RAPPELANT que les plus gros consommateurs de médicaments sont en général des alcoolotabagiques, le Dr Rohmer à tendance à voir du même œil les « accros au chocolat » qui en consomment trente tablettes par jour - il en a rencontré parmi ses patients - et les héroïnomanes et autres amateurs de substances illicites. Ce qui unit en effet toutes ces personnes ayant perdu leur liberté face à un produit quel qu’il soit, c’est la recherche, à travers celui-ci, de la satisfaction et du plaisir via la libération de la dopamine, cette « hormone de la récompense » dont on commence à mieux connaître les mécanismes et le cheminement à travers le cerveau. En effet, les substances addictives, licites ou non, agissent toutes au même endroit du cerveau, en empruntant la voie dopaminergique mésolimbique, qui est aussi la voie de la mémoire. La phase d’essai et de découverte se poursuit par des phases de « renforcement », au cours de laquelle le sujet va augmenter la fréquence de la prise, et de « sensibilisation », c'est-à-dire d’une réponse accrue au produit, toujours dans le but de retrouver ce « plaisir » libéré par la dopamine. La sensibilisation est irrémédiable, ce qui explique pourquoi un fumeur ou un buveur sevré - le sevrage étant possible pour toute drogue - ne doit jamais reprendre « le petit verre ou la petite cigarette » qui le fera inévitablement « replonger ».
Mais connaître la « biochimie du péché », explique le Dr Rohmer, c’est aussi mieux comprendre les « addictions croisées », ou le fait que certains dépendants ne parviennent à se libérer d’une drogue que pour mieux plonger dans une autre. Ces phénomènes s’observent chez certains anciens fumeurs qui se mettent à boire ou chez des alcooliques sevrés qui s’adonnent au jeu. En effet, de nombreux comportements, dont le sport de compétition et la recherche de performance à tout prix, mais aussi les prises de risques chères à bien des adolescents, fonctionnent de la même manière au niveau du cerveau que les drogues proprement dites, et peuvent, selon les cas, se combiner avec la prise de produits, ou au contraire les remplacer.

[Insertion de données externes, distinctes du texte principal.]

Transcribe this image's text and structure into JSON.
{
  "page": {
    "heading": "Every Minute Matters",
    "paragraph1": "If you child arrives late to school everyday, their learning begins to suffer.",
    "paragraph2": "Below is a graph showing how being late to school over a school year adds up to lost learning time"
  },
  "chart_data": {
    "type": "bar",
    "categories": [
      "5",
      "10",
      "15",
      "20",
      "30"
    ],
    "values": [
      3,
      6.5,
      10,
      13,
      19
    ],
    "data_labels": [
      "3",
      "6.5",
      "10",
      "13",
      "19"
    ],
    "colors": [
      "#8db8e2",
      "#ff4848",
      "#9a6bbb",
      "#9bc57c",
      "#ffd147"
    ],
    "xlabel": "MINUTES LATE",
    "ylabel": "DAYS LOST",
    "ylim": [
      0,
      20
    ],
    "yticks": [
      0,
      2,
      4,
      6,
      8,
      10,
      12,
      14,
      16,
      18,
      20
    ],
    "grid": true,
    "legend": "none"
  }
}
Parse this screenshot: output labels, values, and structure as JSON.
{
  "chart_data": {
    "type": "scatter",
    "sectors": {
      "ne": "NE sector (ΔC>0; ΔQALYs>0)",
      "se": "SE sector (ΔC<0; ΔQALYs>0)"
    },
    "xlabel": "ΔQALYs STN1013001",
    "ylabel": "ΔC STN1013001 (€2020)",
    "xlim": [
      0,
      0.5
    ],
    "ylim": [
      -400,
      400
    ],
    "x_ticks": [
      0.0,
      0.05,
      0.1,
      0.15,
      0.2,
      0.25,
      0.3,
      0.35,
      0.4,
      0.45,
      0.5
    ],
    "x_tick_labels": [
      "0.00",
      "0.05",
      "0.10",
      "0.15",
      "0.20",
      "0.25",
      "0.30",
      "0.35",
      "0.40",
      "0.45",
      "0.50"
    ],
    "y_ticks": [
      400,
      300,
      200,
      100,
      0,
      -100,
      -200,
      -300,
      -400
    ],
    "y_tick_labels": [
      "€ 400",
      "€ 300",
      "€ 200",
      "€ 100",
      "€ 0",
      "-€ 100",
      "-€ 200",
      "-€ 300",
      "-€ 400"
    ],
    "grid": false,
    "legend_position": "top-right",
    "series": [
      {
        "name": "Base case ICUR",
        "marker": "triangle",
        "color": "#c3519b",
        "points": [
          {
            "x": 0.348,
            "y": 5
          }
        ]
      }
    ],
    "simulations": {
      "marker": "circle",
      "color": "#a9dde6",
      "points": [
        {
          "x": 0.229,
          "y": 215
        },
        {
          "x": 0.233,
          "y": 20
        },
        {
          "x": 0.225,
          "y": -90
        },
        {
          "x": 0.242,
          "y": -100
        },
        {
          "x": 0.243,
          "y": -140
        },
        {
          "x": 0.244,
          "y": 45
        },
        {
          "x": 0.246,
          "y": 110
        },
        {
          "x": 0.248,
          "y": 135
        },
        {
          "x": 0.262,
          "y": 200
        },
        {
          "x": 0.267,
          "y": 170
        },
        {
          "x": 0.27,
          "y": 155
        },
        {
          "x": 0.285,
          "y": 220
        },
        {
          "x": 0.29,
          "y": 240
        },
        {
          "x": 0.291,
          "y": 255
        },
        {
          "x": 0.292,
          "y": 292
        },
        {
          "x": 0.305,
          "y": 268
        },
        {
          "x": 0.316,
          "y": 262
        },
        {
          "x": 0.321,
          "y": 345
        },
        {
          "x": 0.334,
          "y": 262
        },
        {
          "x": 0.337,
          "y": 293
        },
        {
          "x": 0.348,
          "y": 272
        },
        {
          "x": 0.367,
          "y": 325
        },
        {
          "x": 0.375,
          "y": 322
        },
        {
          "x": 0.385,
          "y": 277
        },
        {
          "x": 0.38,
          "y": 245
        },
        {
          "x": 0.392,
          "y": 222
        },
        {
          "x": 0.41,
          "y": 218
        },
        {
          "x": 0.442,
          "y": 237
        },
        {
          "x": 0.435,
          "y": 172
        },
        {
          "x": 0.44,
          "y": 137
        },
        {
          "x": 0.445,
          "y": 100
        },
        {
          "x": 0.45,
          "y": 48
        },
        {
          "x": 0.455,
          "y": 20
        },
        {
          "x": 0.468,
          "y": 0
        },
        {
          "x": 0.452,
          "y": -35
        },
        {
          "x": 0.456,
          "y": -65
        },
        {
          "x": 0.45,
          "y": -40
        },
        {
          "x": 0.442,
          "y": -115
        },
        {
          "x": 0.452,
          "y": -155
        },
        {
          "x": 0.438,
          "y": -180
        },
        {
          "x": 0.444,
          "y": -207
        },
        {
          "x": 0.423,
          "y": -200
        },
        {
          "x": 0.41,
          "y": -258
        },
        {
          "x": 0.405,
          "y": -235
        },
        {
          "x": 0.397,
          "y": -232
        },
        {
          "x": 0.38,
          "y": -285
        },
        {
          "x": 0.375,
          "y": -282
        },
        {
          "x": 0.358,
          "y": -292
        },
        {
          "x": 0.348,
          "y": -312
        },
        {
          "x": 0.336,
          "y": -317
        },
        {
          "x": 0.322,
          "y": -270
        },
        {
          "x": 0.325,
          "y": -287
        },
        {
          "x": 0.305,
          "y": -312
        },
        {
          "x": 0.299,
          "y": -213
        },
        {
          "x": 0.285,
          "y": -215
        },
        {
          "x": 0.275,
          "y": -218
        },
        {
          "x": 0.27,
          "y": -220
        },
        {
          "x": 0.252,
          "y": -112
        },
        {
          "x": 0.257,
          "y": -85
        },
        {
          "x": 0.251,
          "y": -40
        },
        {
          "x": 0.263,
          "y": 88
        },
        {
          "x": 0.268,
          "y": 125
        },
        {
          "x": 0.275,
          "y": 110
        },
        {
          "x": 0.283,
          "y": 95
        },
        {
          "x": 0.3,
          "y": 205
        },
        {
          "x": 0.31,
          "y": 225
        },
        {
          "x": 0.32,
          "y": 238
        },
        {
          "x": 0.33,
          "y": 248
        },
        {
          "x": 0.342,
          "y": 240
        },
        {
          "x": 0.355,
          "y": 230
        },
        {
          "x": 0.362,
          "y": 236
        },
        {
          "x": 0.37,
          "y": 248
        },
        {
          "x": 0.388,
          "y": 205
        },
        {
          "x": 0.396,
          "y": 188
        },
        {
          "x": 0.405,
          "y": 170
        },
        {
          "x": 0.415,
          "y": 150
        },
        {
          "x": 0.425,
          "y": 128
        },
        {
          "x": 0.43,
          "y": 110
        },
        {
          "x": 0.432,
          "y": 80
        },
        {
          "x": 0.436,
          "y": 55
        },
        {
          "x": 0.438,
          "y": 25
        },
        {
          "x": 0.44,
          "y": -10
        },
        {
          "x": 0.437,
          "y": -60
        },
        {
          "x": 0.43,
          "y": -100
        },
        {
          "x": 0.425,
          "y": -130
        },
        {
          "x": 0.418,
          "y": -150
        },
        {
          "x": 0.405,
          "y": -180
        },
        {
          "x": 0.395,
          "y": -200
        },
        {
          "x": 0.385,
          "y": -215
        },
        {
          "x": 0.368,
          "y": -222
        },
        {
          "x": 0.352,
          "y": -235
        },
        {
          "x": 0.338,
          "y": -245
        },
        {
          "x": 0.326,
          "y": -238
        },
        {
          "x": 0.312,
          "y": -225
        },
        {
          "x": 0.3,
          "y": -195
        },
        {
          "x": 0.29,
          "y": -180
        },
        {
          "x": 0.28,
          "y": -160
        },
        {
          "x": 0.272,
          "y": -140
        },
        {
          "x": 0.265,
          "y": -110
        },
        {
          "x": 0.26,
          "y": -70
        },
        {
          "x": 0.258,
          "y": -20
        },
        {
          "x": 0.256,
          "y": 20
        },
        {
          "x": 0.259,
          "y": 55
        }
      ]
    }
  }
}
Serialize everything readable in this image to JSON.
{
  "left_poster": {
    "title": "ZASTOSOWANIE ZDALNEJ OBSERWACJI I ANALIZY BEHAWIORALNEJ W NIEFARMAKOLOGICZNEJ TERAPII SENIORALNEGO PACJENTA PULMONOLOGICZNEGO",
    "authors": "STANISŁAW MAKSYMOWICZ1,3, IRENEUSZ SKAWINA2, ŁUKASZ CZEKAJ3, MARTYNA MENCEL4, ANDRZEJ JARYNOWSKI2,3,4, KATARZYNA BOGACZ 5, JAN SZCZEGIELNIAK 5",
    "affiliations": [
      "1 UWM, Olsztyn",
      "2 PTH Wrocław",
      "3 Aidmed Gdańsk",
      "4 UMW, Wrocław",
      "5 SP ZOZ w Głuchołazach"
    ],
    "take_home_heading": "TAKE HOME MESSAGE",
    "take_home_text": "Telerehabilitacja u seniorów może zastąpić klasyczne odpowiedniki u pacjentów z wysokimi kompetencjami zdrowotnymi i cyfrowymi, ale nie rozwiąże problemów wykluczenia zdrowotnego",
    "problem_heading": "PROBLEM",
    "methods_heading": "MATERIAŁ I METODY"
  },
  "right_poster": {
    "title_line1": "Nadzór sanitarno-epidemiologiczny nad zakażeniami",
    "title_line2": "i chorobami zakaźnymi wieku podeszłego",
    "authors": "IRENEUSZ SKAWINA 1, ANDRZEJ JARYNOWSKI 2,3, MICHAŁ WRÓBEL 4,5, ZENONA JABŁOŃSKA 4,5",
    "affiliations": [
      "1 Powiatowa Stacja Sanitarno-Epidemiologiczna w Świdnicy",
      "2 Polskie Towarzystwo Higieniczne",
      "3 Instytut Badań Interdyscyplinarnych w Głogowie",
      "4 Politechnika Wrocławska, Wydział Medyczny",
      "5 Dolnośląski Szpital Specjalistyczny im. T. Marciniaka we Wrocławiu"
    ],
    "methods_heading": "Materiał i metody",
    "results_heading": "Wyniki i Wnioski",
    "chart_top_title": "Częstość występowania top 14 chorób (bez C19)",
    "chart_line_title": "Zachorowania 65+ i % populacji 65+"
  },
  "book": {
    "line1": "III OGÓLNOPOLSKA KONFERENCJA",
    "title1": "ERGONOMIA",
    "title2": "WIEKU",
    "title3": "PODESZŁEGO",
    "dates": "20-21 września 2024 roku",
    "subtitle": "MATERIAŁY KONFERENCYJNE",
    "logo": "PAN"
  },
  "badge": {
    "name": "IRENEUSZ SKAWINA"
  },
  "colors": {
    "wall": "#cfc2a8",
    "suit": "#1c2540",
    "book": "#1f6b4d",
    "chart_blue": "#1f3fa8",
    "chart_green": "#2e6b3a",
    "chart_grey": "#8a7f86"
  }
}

Le problème des drogues licites.
Le problème, poursuit le Dr Rohmer, c’est que les adolescents, sans expérience de la vie, sont beaucoup plus enclins que les adultes à essayer des produits et des sensations nouvelles. Certains industriels l’ont parfaitement compris, à l’image des alcooliers qui, en inventant les « prémix » et autres alcopops, ont caché l’alcool dans le sucre pour mieux « appâter » les jeunes pendant les soirées des week-ends. Ces producteurs savent aussi qu’il vaut mieux délivrer, à l’image des « open bars » du samedi soir, de fortes doses intermittentes que des petites doses régulières pour renforcer la sensibilisation et mener à la dépendance, et « fabriquent » donc en toute quiétude les alcooliques de demain.
Pour le Dr Rohmer, les drogues licites sont plus problématiques que les drogues illicites, tout simplement parce qu’elles sont prises par plus de gens. Mais, admet-il, les pouvoirs publics sont dans une situation des plus complexes : « dès qu’on autorise un produit, on sait que sa consommation augmente, mais toutes les prohibitions ont toujours été des échecs ».
Néanmoins, tous les « essayants » ne tombent pas dans la consommation régulière, puis dans la dépendance, fort heureusement pour eux et pour la société en général. Même si certaines substances sont plus fortement addictives que d’autres, le renforcement de leur potentiel chez un individu dépend aussi du contexte psychoaffectif de ce dernier et du cadre et de la manière dont il consomme ; même le conditionnement ou l’emballage d’un produit peut avoir une influence. En évoquant à la fois la récompense, l’oralité et l’enfance, le chocolat, drogue « faible » en soi, peut entraîner chez certaines personnes une dépendance des plus redoutables. À l’inverse, on donne des morphiniques très forts, et très addictifs, aux grands malades pour calmer leurs douleurs, mais, une fois guéris, ces patients n’éprouvent aucun besoin de reprendre ces drogues, car elles sont très fortement associées à la pénibilité de la maladie, ce qui pousse l’ancien patient à s’en éloigner très vite.
Le facteur génétique.
Enfin, le Dr Rohmer a rappelé l’importance des facteurs génétiques dans la sensibilité aux addictions, toujours liée à la qualité et à la quantité des récepteurs dopaminergiques. La diminution ou la suppression des symptômes physiques ne signifie en rien la disparition de l’addiction, laquelle peut toujours réapparaître, même après des années d’abstinence. L’addiction doit donc être vue comme une appétence polymorphe, différée et récidivante, phénomène infiniment plus complexe que le seul « besoin de consommer », et lié de surcroît à tout l’environnement social du consommateur.